Gegen eine Landesausstellung im ersten Halbjahr 2014 ist nicht viel einzuwenden. Gelder dafür, so das aktuell Signal aus Stuttgart, stünden zur Verfügung. Eine geplante Ausstellungskooperation des Rosgartenmuseums mit dem Archäologischen Landesmuseum klingt ebenfalls solide und durchdacht. Begleitend zur Landesausstellung will man den Alltag jener Zeit in Erinnerung rufen. Die federführenden Köpfe bei diesem Vorhaben garantieren jedenfalls dafür, dass hier auch kritisch mit den damaligen Verhältnissen umgegangen wird. Denn die Bevölkerung stand überwiegend unter der Knute weltlicher und geistlicher Menschenschinder.
Man wird frühzeitig reagieren müssen, um überzogene Ansprüche nicht allzu sehr ins Kraut schießen zu lassen. Der aktuelle Planungsstand zu den Feierlichkeiten lässt vermuten, dass die Initiatoren diverser Events in seltsamen Sphären schweben und glauben, sie könnten eine ganze Stadt ungefragt zu einer durchgängigen Fünfjahres-Feier verdonnern. Ein Beispiel von mehreren: Ein sogenanntes „Belehnungsfest“, das an die Belehnung des Pfalzgrafen Friedrich mit der Mark Brandenburg 1417 erinnert, steht stellvertretend für abgehobene Traumtänzer. Geplant ist ein „Festakt auf dem Obermarkt, ein großer mittelalterlich gewandeter Umzug durch Konstanz und ein Bürgerfest auf den Plätzen der Stadt.“ Klingt verdächtig nach verlängerter Fasnacht und albernem Verkleidungsmarathon rund um die Uhr.

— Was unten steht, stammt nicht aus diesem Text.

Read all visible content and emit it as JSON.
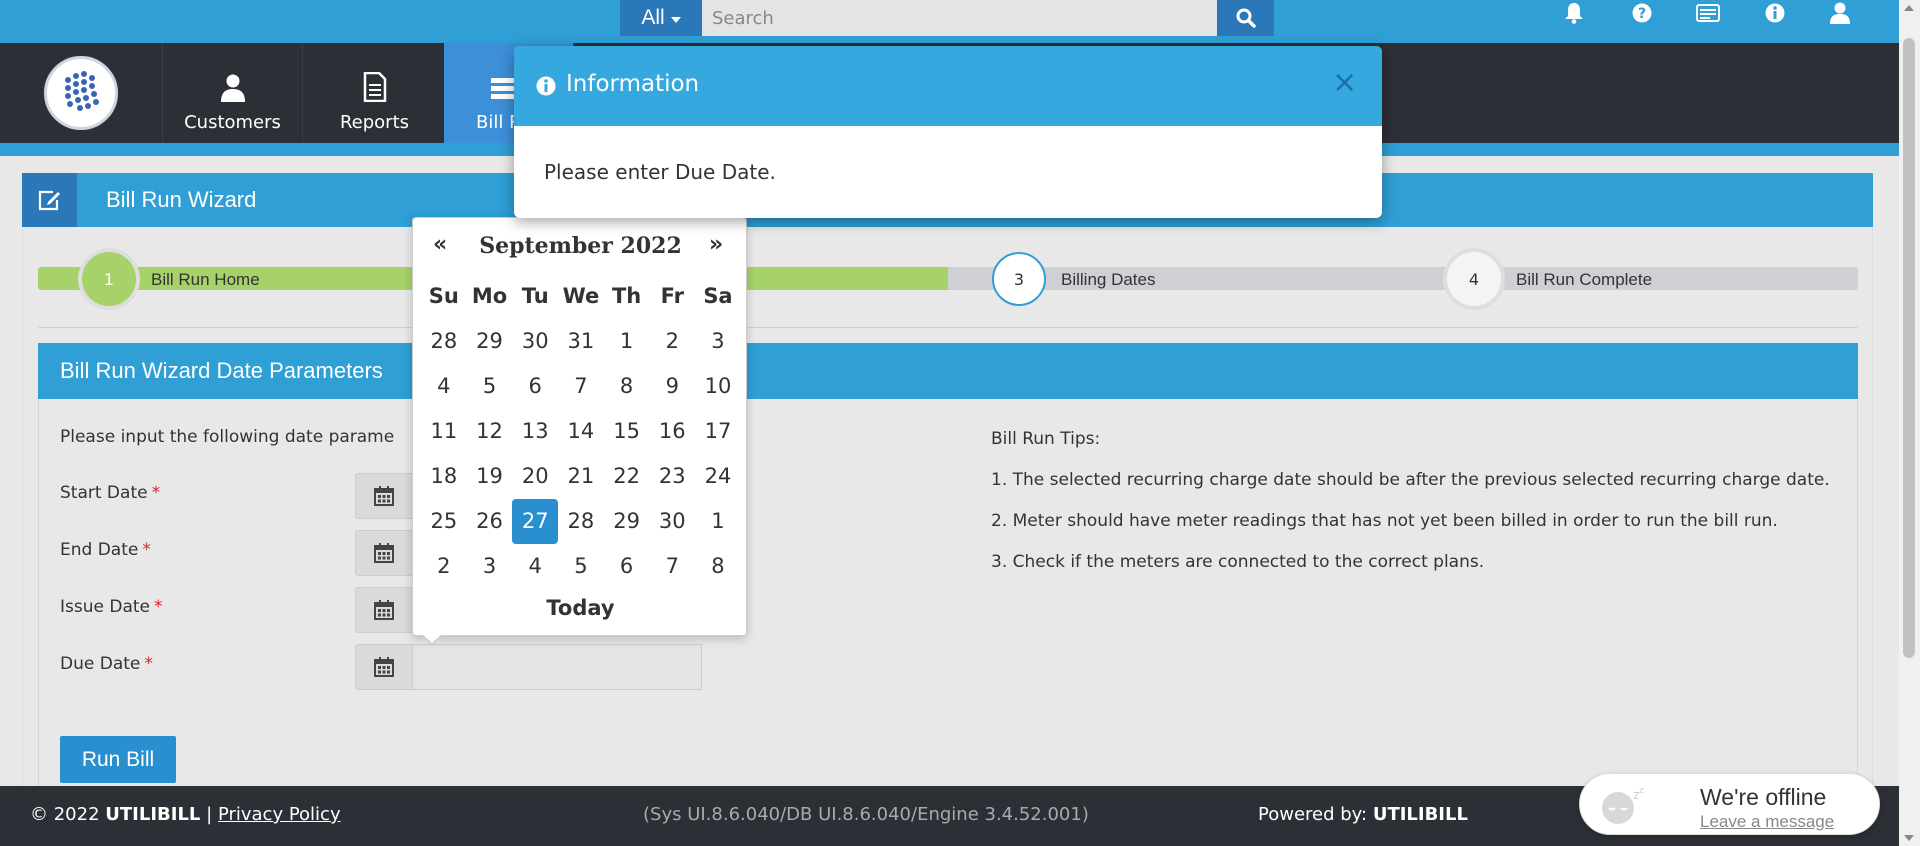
{
  "search": {
    "scope": "All",
    "placeholder": "Search"
  },
  "nav": {
    "items": [
      {
        "label": "Customers"
      },
      {
        "label": "Reports"
      },
      {
        "label": "Bill R"
      }
    ]
  },
  "wizard": {
    "title": "Bill Run Wizard",
    "steps": [
      {
        "num": "1",
        "label": "Bill Run Home"
      },
      {
        "num": "3",
        "label": "Billing Dates"
      },
      {
        "num": "4",
        "label": "Bill Run Complete"
      }
    ],
    "section_title": "Bill Run Wizard Date Parameters",
    "intro": "Please input the following date parame",
    "fields": [
      {
        "label": "Start Date"
      },
      {
        "label": "End Date"
      },
      {
        "label": "Issue Date"
      },
      {
        "label": "Due Date"
      }
    ],
    "required_mark": "*",
    "run_button": "Run Bill"
  },
  "tips": {
    "title": "Bill Run Tips:",
    "items": [
      "1. The selected recurring charge date should be after the previous selected recurring charge date.",
      "2. Meter should have meter readings that has not yet been billed in order to run the bill run.",
      "3. Check if the meters are connected to the correct plans."
    ]
  },
  "modal": {
    "title": "Information",
    "message": "Please enter Due Date.",
    "close": "×"
  },
  "datepicker": {
    "prev": "«",
    "next": "»",
    "month": "September 2022",
    "weekdays": [
      "Su",
      "Mo",
      "Tu",
      "We",
      "Th",
      "Fr",
      "Sa"
    ],
    "weeks": [
      [
        "28",
        "29",
        "30",
        "31",
        "1",
        "2",
        "3"
      ],
      [
        "4",
        "5",
        "6",
        "7",
        "8",
        "9",
        "10"
      ],
      [
        "11",
        "12",
        "13",
        "14",
        "15",
        "16",
        "17"
      ],
      [
        "18",
        "19",
        "20",
        "21",
        "22",
        "23",
        "24"
      ],
      [
        "25",
        "26",
        "27",
        "28",
        "29",
        "30",
        "1"
      ],
      [
        "2",
        "3",
        "4",
        "5",
        "6",
        "7",
        "8"
      ]
    ],
    "selected": "27",
    "today": "Today"
  },
  "footer": {
    "copyright": "© 2022",
    "brand": "UTILIBILL",
    "separator": "|",
    "privacy": "Privacy Policy",
    "version": "(Sys UI.8.6.040/DB UI.8.6.040/Engine 3.4.52.001)",
    "powered_label": "Powered by:",
    "powered_brand": "UTILIBILL"
  },
  "chat": {
    "status": "We're offline",
    "link": "Leave a message"
  },
  "colors": {
    "primary": "#2f9fd6",
    "primary_dark": "#2a78b8",
    "nav_bg": "#2d2f36",
    "progress_done": "#a7d26a",
    "required": "#d9232e"
  }
}
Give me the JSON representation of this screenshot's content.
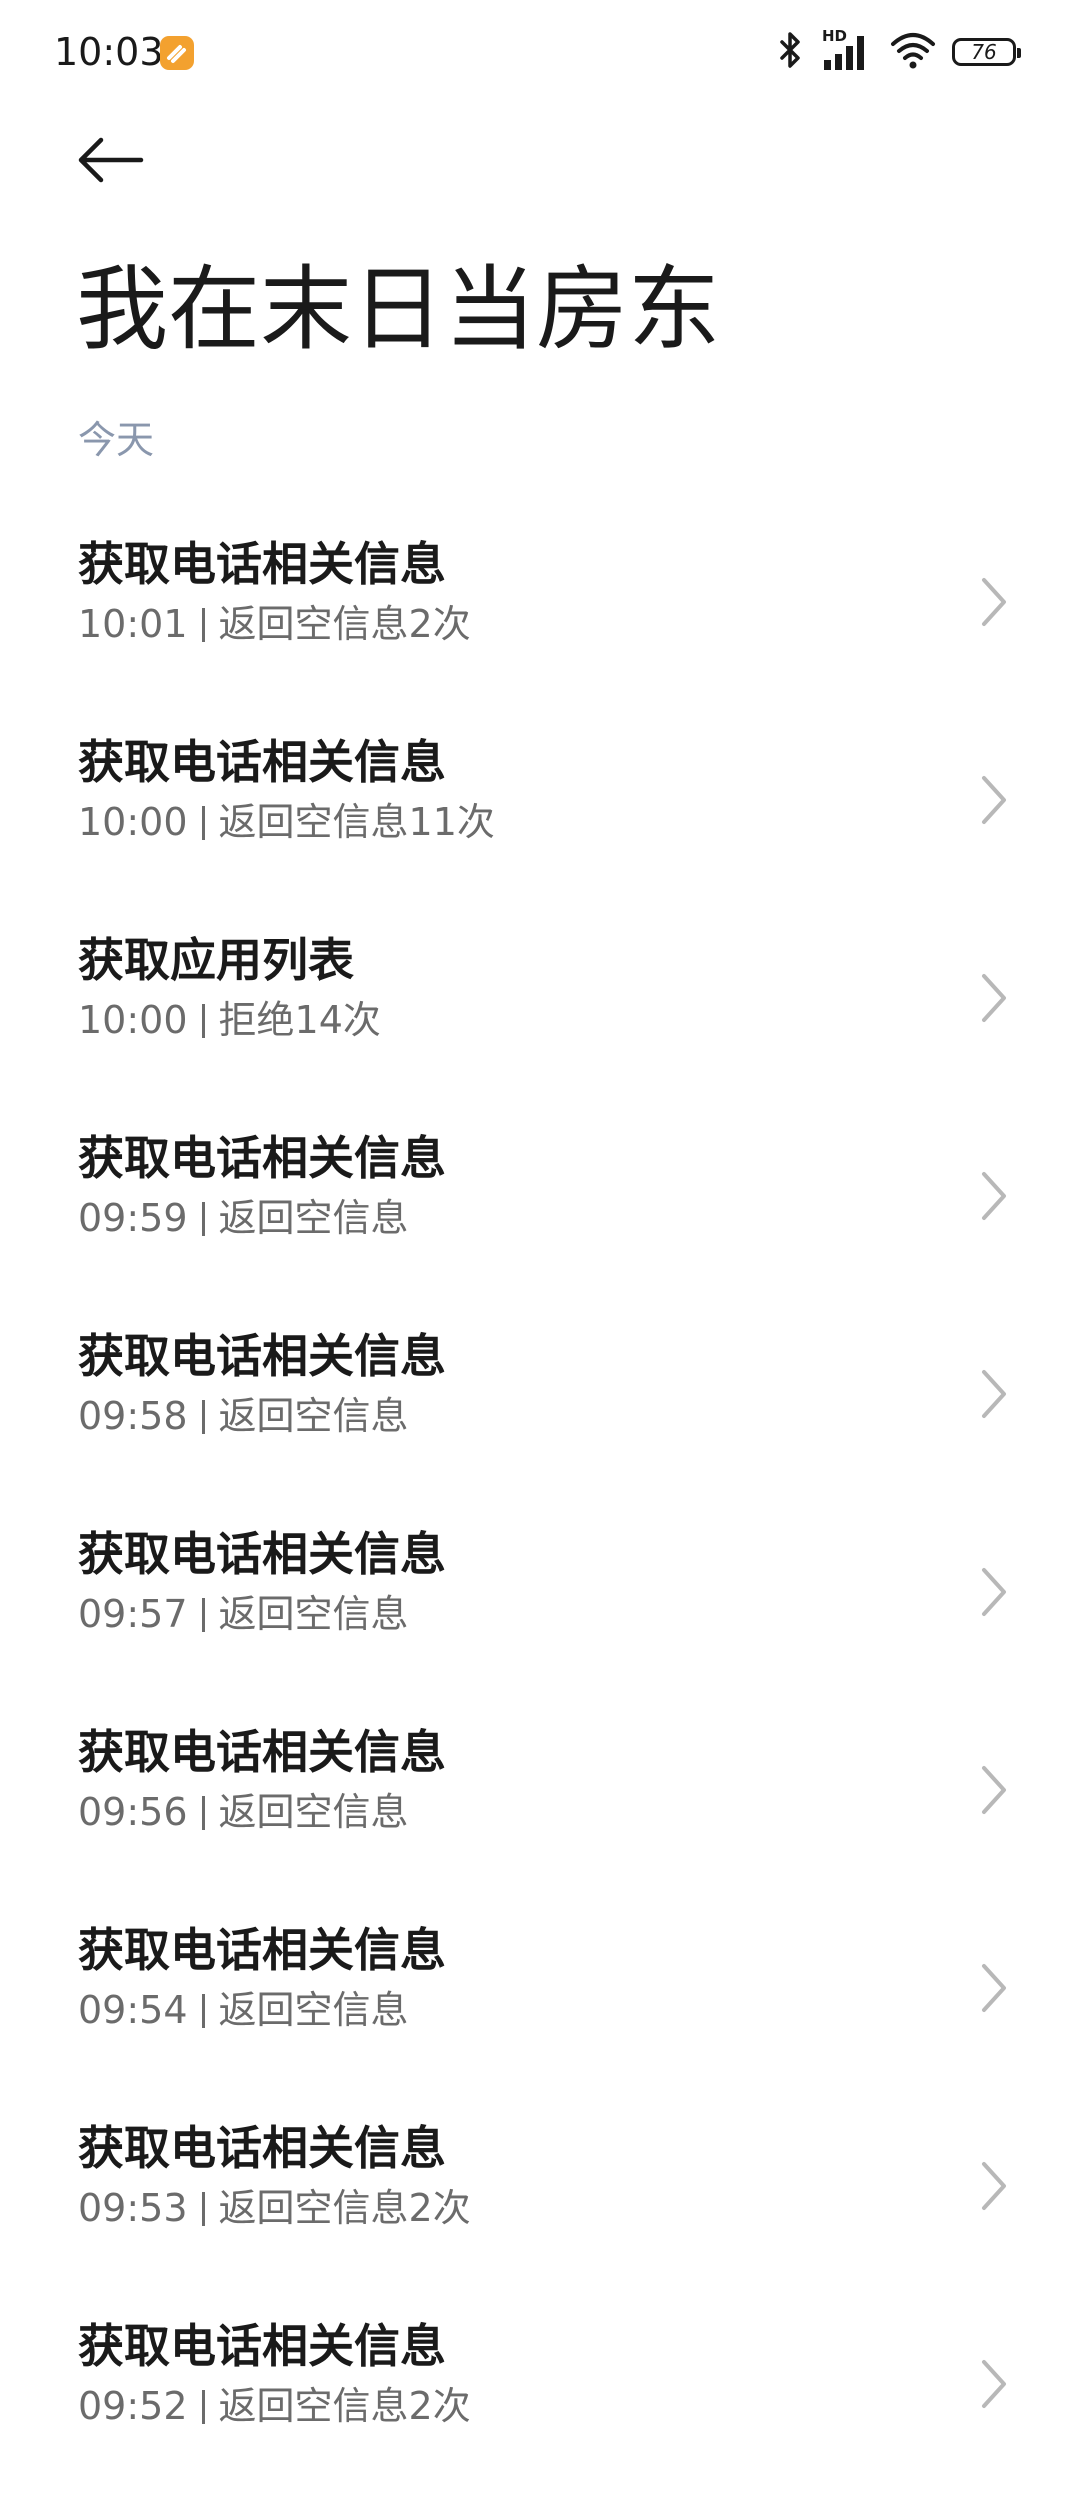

Dieses Belehnungsfest, ist zu erfahren, sei „ein wichtiger Baustein, um die BürgerInnen einzubinden und für die Konzilidee zu begeistern.“ Aha. Dann noch folgende Drohung: „Beabsichtigt ist ein populäres Ereignis, das weit über Konstanz ausstrahlt und in regelmäßigen Abständen durchgeführt wird.“ Der Mummenschanz hat auch schon einen Namen: „Ein Projekt Konstanzer Bürger“. Vorschlag: Ähnlich wie bei den Festspielen in Oberammergau sollten die Hauptfiguren des Dauer-Spektakels mindestens zweifach besetzt sein. Wer sich weigert, bekommt einen außerordentlichen Termin am Hussenstein.
Ähnlich pittoresk die Idee der Tourist-Information Konstanz, auf dem Münsterplatz „für die Dauer des Konziljubiläums“ ein mittelalterliches Handwerkerdorf einzurichten und im Konstanzer Hafen den Nachbau eines Lastenseglers aus dem frühen 15.Jahrhundert zu präsentieren. Das passt zum bescheidenen Motto der fünf Jahre: „Europa zu Gast in Konstanz“. Wunderbar auch der Vorstoss eines FDP-Stadtrates, der sich für die Jubiläumsfeiern sogar eine eigene Oper wünscht. Man gönnt sich ja sonst nichts.
Es gibt noch mehrere „Projektideen“, die man getrost im Saubach versenken kann. Über allem aber steht der Wunsch seltsamer Freizeitkleriker, Josef Ratzinger nach Konstanz einzuladen. Ein SPD-Rat ließ unlenkst verlauten, es sei wohl besser, die Landesregierung würde den Herrn, den manche Papst nennen oder gar „Eure Heiligkeit“, nach Konstanz bitten. Das wäre es doch: Der Pontifex im Papamobil über die B33, unter seiner Soutane Ministerpräsident Mappus mit seinem Kabinett und Walter Mixa, der nach einer erfolgreichen Entziehungs- und Antiaggressionstherapie wieder in Amt und Würden ist. Als Übernachtungsmöglichkeit für den hohen Besuch böte sich das ehemalige Dominikanerkloster an, heute Steigenberger-Inselhotel, in dem Johannes Hus die letzen Tage seines Aufenthaltes in Konstanz verbrachte, bevor man ihn kaltblütig ermordete.
Im Ernst: Die Einladung eines rückwärtsgewandten katholischen Hardliners, dessen Organisation täglich ethisch-moralische Offenbarungseide leistet, wäre wohl der absolute Gipfel der Geschmacklosigkeit.
Zu hoffen bleibt, dass sich die Organisatoren des Konstanzer Konziljubiläums auf das Nötige und Wesentliche beschränken und den historischen Kontext nicht einer unkritischen Beliebigkeit aussetzen. Dabei aber sollte man ihnen genauestens auf die Finger schauen. Denn schon immer galt: Etwas weniger ist meistens mehr.